On Monday, at a federal court in the District of Columbia, Slatten was sentenced to life in prison for murder. Three other contractors were convicted of manslaughter and given sentences of thirty years, which was the mandatory minimum for a charge involving the use of machine guns in that crime. (The law dates from the drug wars of the nineteen-eighties.) “These defendants appear to be good young men," Judge Royce Lamberth said in court. That had stopped him from imposing an even longer sentence. But, he said, “The overall wild thing that went on here just cannot ever be condoned by the court.”

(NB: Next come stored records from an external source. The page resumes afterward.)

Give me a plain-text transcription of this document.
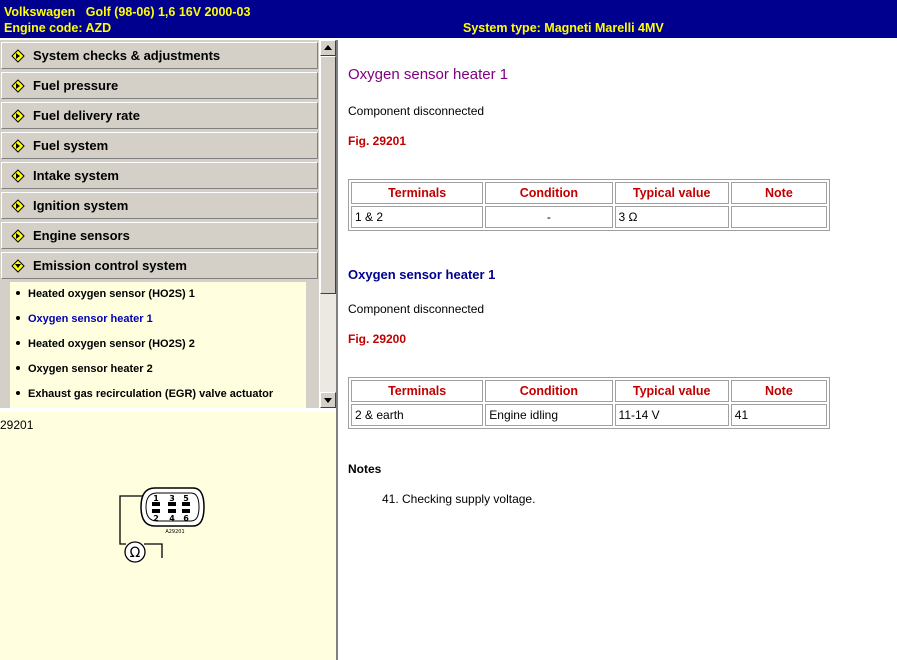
Volkswagen   Golf (98-06) 1,6 16V 2000-03
Engine code: AZD	System type: Magneti Marelli 4MV
System checks & adjustments
Fuel pressure
Fuel delivery rate
Fuel system
Intake system
Ignition system
Engine sensors
Emission control system
Heated oxygen sensor (HO2S) 1
Oxygen sensor heater 1
Heated oxygen sensor (HO2S) 2
Oxygen sensor heater 2
Exhaust gas recirculation (EGR) valve actuator
29201
Ω
1 3 5
2 4 6
A29201
Oxygen sensor heater 1
Component disconnected
Fig. 29201
Terminals	Condition	Typical value	Note
1 & 2	-	3 Ω	
Oxygen sensor heater 1
Component disconnected
Fig. 29200
Terminals	Condition	Typical value	Note
2 & earth	Engine idling	11-14 V	41
Notes
41. Checking supply voltage.
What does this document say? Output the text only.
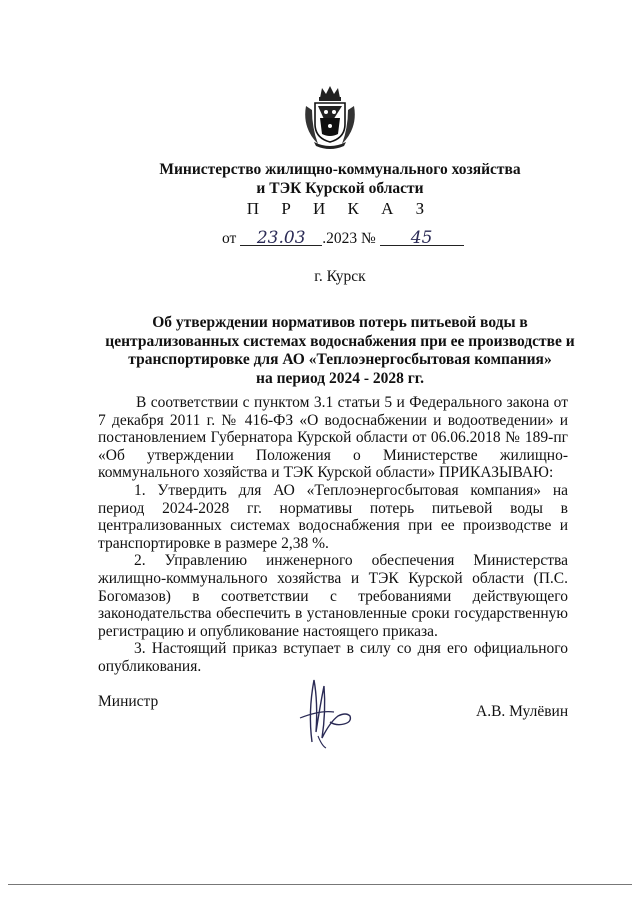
Министерство жилищно-коммунального хозяйства
и ТЭК Курской области
П Р И К А З
от 23.03 .2023 № 45
г. Курск
Об утверждении нормативов потерь питьевой воды в
централизованных системах водоснабжения при ее производстве и
транспортировке для АО «Теплоэнергосбытовая компания»
на период 2024 - 2028 гг.

В соответствии с пунктом 3.1 статьи 5 и Федерального закона от 7 декабря 2011 г. № 416-ФЗ «О водоснабжении и водоотведении» и постановлением Губернатора Курской области от 06.06.2018 № 189-пг «Об утверждении Положения о Министерстве жилищно-коммунального хозяйства и ТЭК Курской области» ПРИКАЗЫВАЮ:

1. Утвердить для АО «Теплоэнергосбытовая компания» на период 2024-2028 гг. нормативы потерь питьевой воды в централизованных системах водоснабжения при ее производстве и транспортировке в размере 2,38 %.

2. Управлению инженерного обеспечения Министерства жилищно-коммунального хозяйства и ТЭК Курской области (П.С. Богомазов) в соответствии с требованиями действующего законодательства обеспечить в установленные сроки государственную регистрацию и опубликование настоящего приказа.

3. Настоящий приказ вступает в силу со дня его официального опубликования.

Министр
А.В. Мулёвин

At the sentencing hearing, the convicted contractors continued to deny responsibility. "I cannot say in all honesty to the court that I believe I did anything wrong," one of them, Dustin Heard, said. Another, Evan Liberty, said that he had been "utterly betrayed" by the government. The verdict and the sentence will be appealed, a process that may be complicated; the charges were dismissed once, due to the U.S. government’s messy handling of the case in the early days, when there was something approaching insouciance, on all sides, toward the possibility that anyone would be held accountable in a court of law. (Without much thought, the contractors were offered limited immunity in return for their statements.) The assumption seems to have been that, even though civilians had died, all that Blackwater had to do was to say, however vaguely, that its employees were under threat from insurgents. Then no one particular American would really be to blame. (Blackwater changed its name to Xe Services, then it was sold, and is now called Academi.) It took time, and an appeal to the Supreme Court, but the Justice Department got the case to court. As the Times reported earlier this week, it also took resistance to political pressure, from within the D.O.J. itself, to reduce the charges, particularly the one with the thirty-year sentence. The Times quoted memos from late 2008 in which investigators wondered whether it would make sense to wait for a Democratic Administration. In another memo, an agent wrote, “I think of Mohammad and his son every time they pull the rug a bit further out from under us.”

The Blackwater case is a reminder of two things: how very badly we conducted ourselves in Iraq, too many times and in too many ways; and how slow we have been, in the years since 9/11, to remember the most practical and the most just tools that we have at our disposal. We have, it is often said, the best and most well-trained military in the world. But we sent it into Iraq for reasons that proved false, and then swerved toward reliance on a fake army of mistrained mercenaries. The government acted as though Blackwater, in particular, was sophisticated and efficient—privatization at its best—even as its careless violence helped to dismantle America’s reputation in Iraq. Similarly, we have a justice system that can, if haltingly, get us where we ought to go. But we have bypassed it, defending a place like Guantanamo as a savvy, fast-moving response to modern threats of terrorism, even though the military tribunals there have proved far clumsier than civilian courts at prosecuting terrorists.

In this case, those courts were able to get something like justice, even if it came more than seven years after what Judge Lamberth called the "overall wild thing." (That term might be applied to that entire chapter of America's involvement in Iraq.) But the verdict was possible only because many Iraqis agreed to come to the United States to testify about what they saw that day. One of them was Ali's father, who was also in court for the sentencing. So were Ali's mother and two of his siblings. His mother held up his picture and cried. Her older surviving son looked at the four contractors and said, "Do you know my brother?"